How to Play Pai Gow Tiles
Pai Gow Tiles is the original game on which Pai Gow Poker is based. Both games have the same main objective: To set up two hands to beat that of the dealer. Where Pai Gow Poker uses cards and poker hand ranks, Pai Gow Tiles is played with a set of Chinese dominos, consisting of 32 tiles.
- Play begins with all players placing their bets. The dealer “shuffles” the tiles face down and puts them in eight stacks of four. The dealer then shakes three dice to determine the order in which the tiles are dealt.
- After the dice are exposed, the player may no longer change his bet.
- Each player is dealt four tiles, which must be arranged into two hands—the high hand and the low hand—each consisting of two tiles. The stronger of the two hands is the high hand.
- After all dominos have been arranged, the dealer and players will turn over their hands. Each player compares his hands to the dealer’s.
- If the player wins both hands his bet pays even money, less a 5% commission.
- If the player loses both, he loses his entire wager.
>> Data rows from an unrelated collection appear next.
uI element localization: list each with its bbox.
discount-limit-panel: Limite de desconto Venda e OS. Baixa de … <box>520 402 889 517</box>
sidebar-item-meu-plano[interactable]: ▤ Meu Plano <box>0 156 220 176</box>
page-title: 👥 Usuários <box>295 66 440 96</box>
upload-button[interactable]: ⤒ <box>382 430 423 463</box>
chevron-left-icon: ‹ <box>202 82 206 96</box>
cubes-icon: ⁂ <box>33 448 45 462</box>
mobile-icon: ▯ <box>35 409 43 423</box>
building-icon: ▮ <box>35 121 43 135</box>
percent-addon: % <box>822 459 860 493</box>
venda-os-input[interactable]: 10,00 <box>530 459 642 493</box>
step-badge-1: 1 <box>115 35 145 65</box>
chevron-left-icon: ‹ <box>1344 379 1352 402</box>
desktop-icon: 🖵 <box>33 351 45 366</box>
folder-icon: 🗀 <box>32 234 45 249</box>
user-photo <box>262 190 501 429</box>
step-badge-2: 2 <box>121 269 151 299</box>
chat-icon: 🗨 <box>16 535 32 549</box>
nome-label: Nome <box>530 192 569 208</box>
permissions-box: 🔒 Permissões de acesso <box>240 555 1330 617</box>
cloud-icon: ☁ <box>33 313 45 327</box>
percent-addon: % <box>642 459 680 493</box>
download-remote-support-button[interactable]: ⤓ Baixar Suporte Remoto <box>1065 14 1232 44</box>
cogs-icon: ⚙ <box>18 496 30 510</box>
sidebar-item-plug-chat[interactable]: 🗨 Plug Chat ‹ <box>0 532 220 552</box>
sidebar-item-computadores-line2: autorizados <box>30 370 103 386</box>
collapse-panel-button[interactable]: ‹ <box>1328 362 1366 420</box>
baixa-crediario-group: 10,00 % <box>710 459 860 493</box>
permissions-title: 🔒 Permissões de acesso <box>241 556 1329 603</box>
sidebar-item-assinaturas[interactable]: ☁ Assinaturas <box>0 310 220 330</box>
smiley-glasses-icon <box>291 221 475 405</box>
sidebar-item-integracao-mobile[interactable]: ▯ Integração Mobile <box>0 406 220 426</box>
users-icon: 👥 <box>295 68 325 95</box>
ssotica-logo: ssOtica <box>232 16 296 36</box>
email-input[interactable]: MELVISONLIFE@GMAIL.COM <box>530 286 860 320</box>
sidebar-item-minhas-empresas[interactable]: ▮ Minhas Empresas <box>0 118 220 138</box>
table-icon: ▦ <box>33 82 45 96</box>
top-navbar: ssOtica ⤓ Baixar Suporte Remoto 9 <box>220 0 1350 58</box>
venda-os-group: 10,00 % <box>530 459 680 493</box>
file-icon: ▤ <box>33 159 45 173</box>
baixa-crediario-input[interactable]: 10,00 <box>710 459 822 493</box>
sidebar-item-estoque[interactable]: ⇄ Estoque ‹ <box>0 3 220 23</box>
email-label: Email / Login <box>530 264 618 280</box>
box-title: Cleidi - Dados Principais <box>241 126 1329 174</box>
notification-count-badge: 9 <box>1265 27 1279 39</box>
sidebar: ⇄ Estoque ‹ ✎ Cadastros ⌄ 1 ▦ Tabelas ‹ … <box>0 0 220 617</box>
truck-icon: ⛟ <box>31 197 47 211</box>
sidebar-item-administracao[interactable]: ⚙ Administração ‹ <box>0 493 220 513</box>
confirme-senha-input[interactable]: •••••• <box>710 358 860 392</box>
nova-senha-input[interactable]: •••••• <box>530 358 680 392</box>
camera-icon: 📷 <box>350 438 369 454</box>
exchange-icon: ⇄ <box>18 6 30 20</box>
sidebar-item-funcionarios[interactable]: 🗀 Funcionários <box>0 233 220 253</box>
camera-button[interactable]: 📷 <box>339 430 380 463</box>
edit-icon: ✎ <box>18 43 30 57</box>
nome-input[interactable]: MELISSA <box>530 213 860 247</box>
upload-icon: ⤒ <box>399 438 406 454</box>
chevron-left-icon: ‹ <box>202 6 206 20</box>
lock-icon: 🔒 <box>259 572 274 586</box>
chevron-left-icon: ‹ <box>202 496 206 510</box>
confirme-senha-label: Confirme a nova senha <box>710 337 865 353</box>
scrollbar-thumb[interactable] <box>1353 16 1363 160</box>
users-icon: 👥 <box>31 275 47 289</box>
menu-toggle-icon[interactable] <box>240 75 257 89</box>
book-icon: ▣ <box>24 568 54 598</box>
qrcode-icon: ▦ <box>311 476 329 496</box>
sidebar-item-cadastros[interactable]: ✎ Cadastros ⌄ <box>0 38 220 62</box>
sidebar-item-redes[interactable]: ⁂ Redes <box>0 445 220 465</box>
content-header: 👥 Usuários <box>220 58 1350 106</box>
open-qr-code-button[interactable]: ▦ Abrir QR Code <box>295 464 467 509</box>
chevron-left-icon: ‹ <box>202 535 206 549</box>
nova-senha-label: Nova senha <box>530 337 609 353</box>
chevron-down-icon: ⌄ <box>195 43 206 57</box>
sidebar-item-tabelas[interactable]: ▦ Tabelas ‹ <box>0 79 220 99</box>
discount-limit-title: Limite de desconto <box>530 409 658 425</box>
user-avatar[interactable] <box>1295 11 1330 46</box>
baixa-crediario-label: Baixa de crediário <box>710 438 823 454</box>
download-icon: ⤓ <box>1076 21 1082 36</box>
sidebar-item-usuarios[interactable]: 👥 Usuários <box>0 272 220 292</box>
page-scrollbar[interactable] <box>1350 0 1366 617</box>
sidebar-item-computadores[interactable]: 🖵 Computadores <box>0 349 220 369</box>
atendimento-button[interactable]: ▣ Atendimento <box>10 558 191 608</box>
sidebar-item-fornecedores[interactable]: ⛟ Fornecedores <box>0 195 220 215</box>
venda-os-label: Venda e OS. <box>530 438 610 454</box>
- If the player wins one hand and loses the other, then it’s a push and the player’s bet is returned.
- Two tiles that form a pair make the best hand. A pair in Pai Gow is not just two identical tiles. There are specific tile combinations considered as pairs, and the value of a paired hand is determined by its ranking (see table on the next page).
- If you do not have a pair, you combine your tiles to get as close to 9 as possible. You simply add the number of spots on the two tiles, disregarding the first digit of the total if it is over 9 (e.g. If there are 17 spots, the value of the hand is 7). If your unpaired hand is higher than the dealer’s, you win that hand.
- If the two unpaired hands being compared have the same value, the hand with the higher ranking tile wins.
- If the two hands have the same value and their higher ranking tiles are the same, then the hands are tied exactly. The tie goes to the banker/dealer.
- You can play Pai Gow even if you haven’t completely memorized the tile rankings. Simply play it “House Way” and the dealer will arrange your tiles for you.